High-sensitivity C-reactive protein (hs-CRP), an acute-phase protein of systemic inflammatory response, is a potent risk indicator of cardiovascular disease [3]. However, the association between hs-CRP and progression of CKD remains controversial and the long-term longitudinal studies are limited. It is worth noting that a study has found an association between hs-CRP and development of proteinuria rather than progression in patients with type 2 diabetes [4]. The possible reason may be a short follow-up period of only 1 year.

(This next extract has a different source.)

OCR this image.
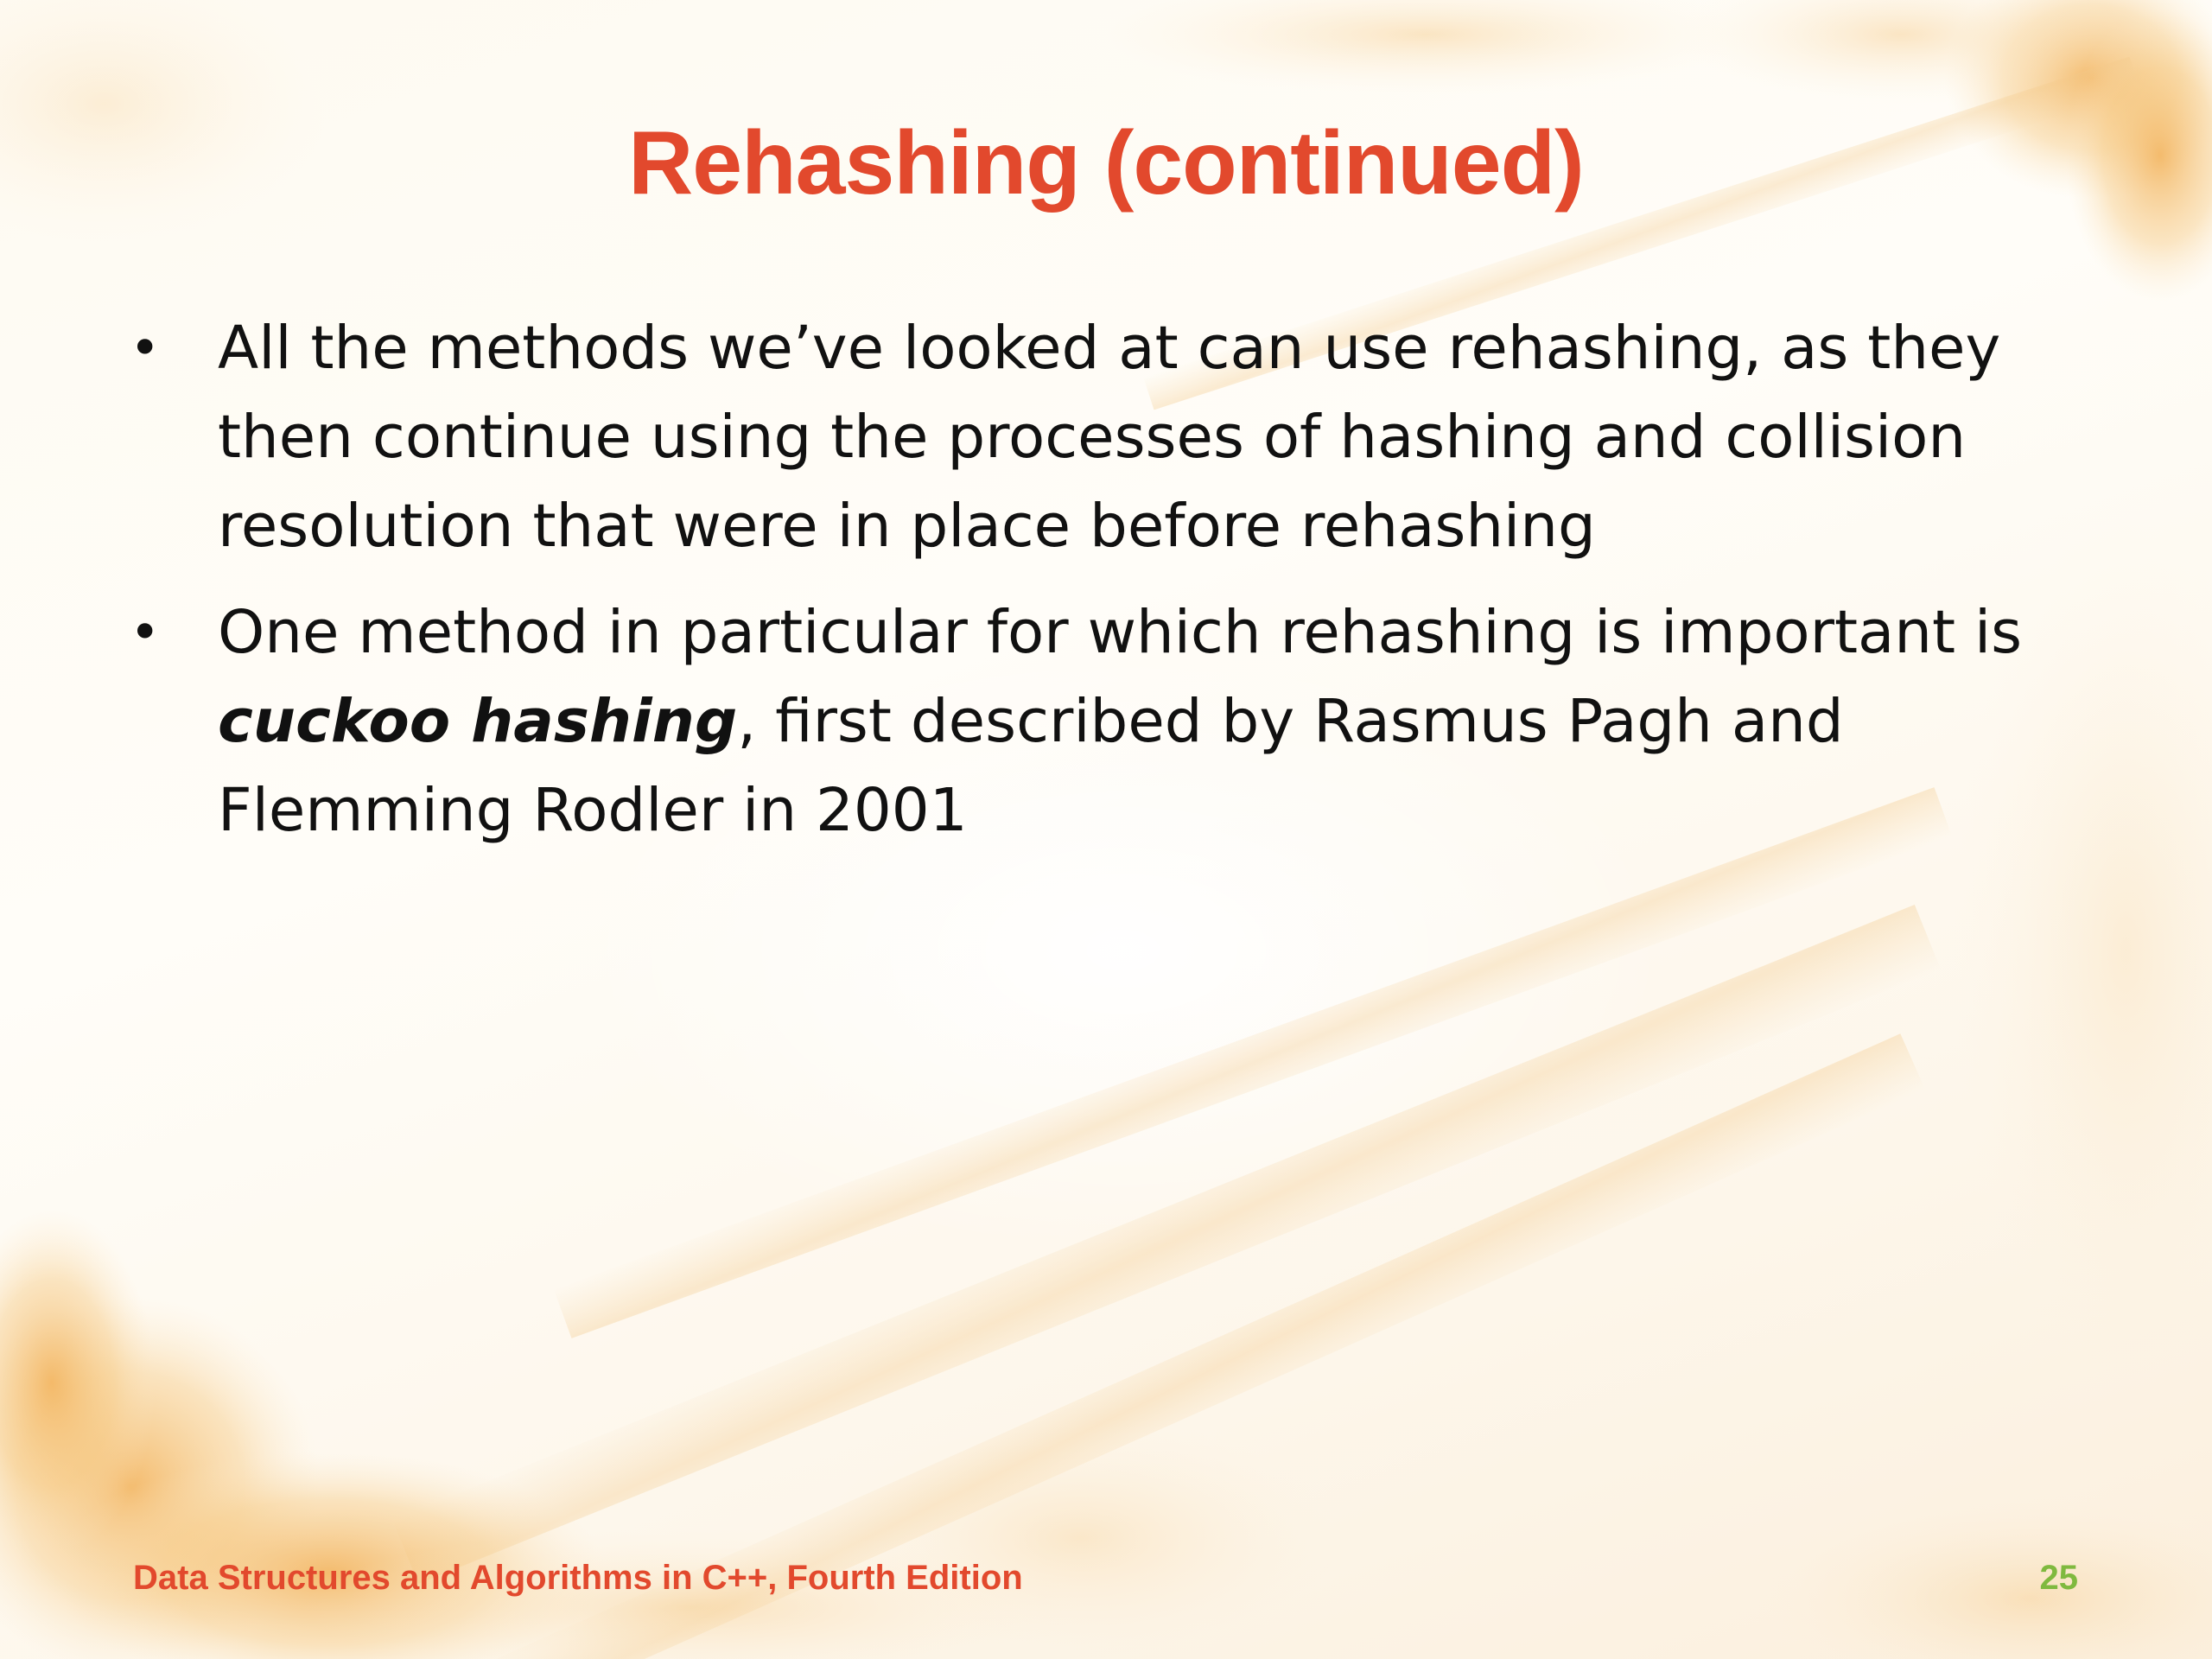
Rehashing (continued)
• All the methods we’ve looked at can use rehashing, as they then continue using the processes of hashing and collision resolution that were in place before rehashing
• One method in particular for which rehashing is important is cuckoo hashing, first described by Rasmus Pagh and Flemming Rodler in 2001
Data Structures and Algorithms in C++, Fourth Edition	25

Furthermore, some studies have reported the association between hs-CRP and development or progression of CKD in diabetic or non-diabetic patients [5,6,7], while certain studies reached opposite conclusions [4, 8,9,10]. However, previous studies used a single measurement of serum hs-CRP level, which may not appropriately reflect chronic inflammatory state because hs-CRP levels show extreme fluctuations over time [11].

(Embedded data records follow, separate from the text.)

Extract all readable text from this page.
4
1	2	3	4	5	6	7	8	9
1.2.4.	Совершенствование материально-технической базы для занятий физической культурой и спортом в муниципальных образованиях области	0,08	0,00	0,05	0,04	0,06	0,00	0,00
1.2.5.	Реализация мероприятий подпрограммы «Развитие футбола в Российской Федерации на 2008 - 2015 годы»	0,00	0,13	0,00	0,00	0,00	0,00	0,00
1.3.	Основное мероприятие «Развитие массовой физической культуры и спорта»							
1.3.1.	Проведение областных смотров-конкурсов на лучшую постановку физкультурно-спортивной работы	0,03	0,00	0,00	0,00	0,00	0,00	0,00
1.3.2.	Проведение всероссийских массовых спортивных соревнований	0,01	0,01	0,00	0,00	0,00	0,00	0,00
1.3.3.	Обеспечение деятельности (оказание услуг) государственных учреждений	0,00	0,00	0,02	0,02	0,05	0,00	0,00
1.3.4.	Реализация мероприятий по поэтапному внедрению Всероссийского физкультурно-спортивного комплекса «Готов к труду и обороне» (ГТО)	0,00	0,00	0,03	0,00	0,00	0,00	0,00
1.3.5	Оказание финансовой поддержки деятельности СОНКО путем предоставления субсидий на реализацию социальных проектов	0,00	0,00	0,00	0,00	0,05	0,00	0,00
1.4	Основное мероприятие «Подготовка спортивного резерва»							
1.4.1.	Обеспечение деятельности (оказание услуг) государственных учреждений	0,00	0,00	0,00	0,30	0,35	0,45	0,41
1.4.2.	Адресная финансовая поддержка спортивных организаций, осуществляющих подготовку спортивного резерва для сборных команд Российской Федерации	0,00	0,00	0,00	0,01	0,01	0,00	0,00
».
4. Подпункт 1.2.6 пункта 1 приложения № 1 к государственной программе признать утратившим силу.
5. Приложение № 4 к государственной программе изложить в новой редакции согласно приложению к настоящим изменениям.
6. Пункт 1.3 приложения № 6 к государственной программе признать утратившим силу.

Nowadays, diabetes has become the leading cause of CKD [12], even people with prediabetes are at high risk for development or progression of CKD [13]. Therefore, we aim to investigate the clinical significance of single and persistent elevation of serum hs-CRP levels for prediction of kidney outcomes including kidney function decline, development and progression of proteinuria in a large longitudinal cohort among patients with impaired fasting glucose (IFG) or diabetes.
Materials and methods
Study population
Our study was based on a subgroup of patients with IFG or diabetes from the Kailuan cohort. Detailed information of the Kailuan cohort have been described elsewhere [14]. Briefly, from June 2006 through October 2007, 101,510 employees (81,110 (80%) men) aged ≥ 18 years including the retired in the Kailuan Group participated in a biennial health examination which was conducted in Kailuan General Hospital and its ten affiliated hospitals.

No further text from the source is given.